I based my first mockup on the pattern I drafted for my 1836-37 evening dress and my standard (over my corset) bodice sloper. I had to make a few small changes, like raising the waistline an additional inch (the waistband will bring it down 1 1/2-2 inches, making it 1 to 1 1/2 inches above my natural waistline when I'm done) and moving the shoulder seams a bit more towards the back. I compared the Past Patterns bodice and lining patterns to get an idea of where the fullness should be added and how much. The back was somewhat annoying, and I had to play with that a bit to get something that was vaguely attractive.

I have a feeling I'm going to look a bit like those large women in the Ingres portraits who look like stuffed sausages... As my husband was pinning me into this, he was having problems figuring out what to pin, saying, "But it's all puffy in the back!" To which I said, "It's SUPPOSED to be puffy!" To which he said, "OH! Why would you want THAT?"

The front mockup will be raised one inch (to the line where the lining front is currently at).

Front mockupFront mockupFront mockup

posted by démodé 9:24 AM

Wednesday, October 15, 2003

I've been wanting to make this dress for literally about 10 years -- I bought the pattern that long ago, but just haven't found the right fabric to make it in, and I've gotten distracted by other things. I really thought I was going to get to my red & white striped candy cane extravaganza next, but when I found the "vegetable prints" at Joann's at 50%off, I decided to make this in time for wearing at Dicken's Fair.

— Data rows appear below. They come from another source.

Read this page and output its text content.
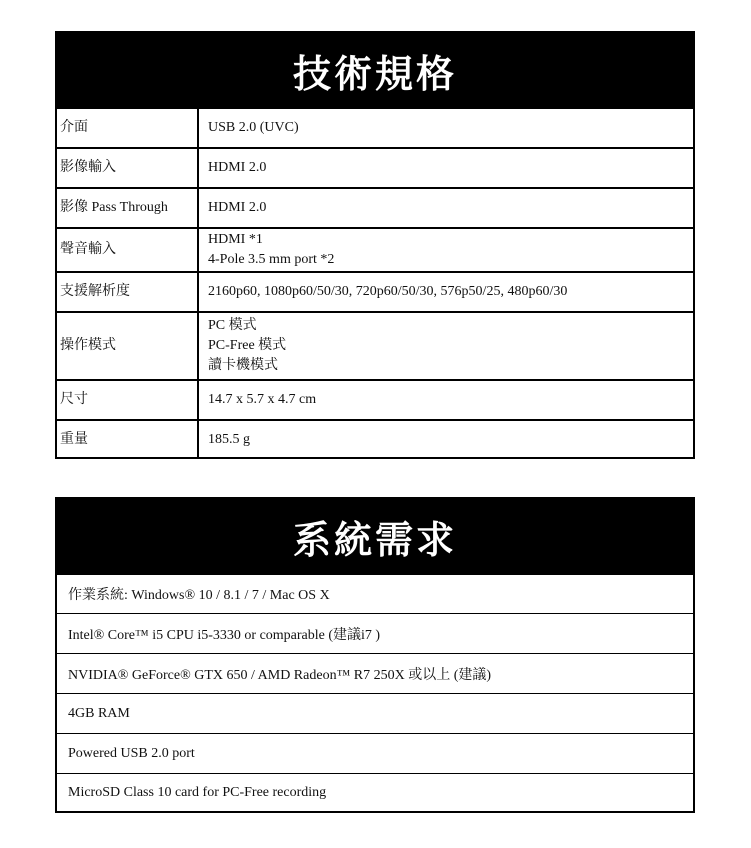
技術規格
介面	USB 2.0 (UVC)

影像輸入	HDMI 2.0

影像 Pass Through	HDMI 2.0

聲音輸入	HDMI *1
4-Pole 3.5 mm port *2

支援解析度	2160p60, 1080p60/50/30, 720p60/50/30, 576p50/25, 480p60/30

操作模式	PC 模式
PC-Free 模式
讀卡機模式

尺寸	14.7 x 5.7 x 4.7 cm

重量	185.5 g
系統需求
作業系統: Windows® 10 / 8.1 / 7 / Mac OS X
Intel® Core™ i5 CPU i5-3330 or comparable (建議i7 )
NVIDIA® GeForce® GTX 650 / AMD Radeon™ R7 250X 或以上 (建議)
4GB RAM
Powered USB 2.0 port
MicroSD Class 10 card for PC-Free recording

The pattern is for a simple, print cotton early 1830s day dress with gigot sleeves (large from shoulder to elbow, as opposed to leg-of-mutton, which are large from shoulder to wrist -- see what teaching an overview class on 1830s costume for Costume College teaches you?), raised waistline, and gathered skirt. I'll be drafting my own bodice front and back (and lining), but basing it on the pattern shapes -- and using the pattern pieces for everything else (sleeves, waistband, and skirt).

I'm also going to be making a pair of sleeve puffs -- I can use them for this, and also for any 1890s dresses that I make (my evening gown actually has stuffed sleeves, but I've found that the stuffing has compacted over time). I'm not sure how I'm going to attach them, though -- I know that in the period, they often had a petticoat with a bodice, to which you could baste the puffs. I'll probably just baste them to my chemise (any thoughts?).

The fabric is an adaptation (go Joann's to carry something to interesting -- although they told me they haven't been selling well, at least at my local shop) of an Indian print, called indienne in France and chintz in England, which were first popular historically from 1780-1800. These early ones had very large scale prints that were relatively spare (lots of background). There was a revival in popularity of many of these prints in the 1830s and early 1840s -- many 18th century dresses were remade, and new ones (that were generally busier and smaller scale) were created. The original dress used to make the pattern was actually made out of one of these, so it will be nice to make it out of a similar fabric!

I'll also be making a pelerine to go over this (I'm thinking of one of those basic, round shoulder capes), and possibly a chemisette to wear underneath (maybe one of the ones in Janet Arnolds Patterns of Fashion?). I'll be wearing this over my crinoline.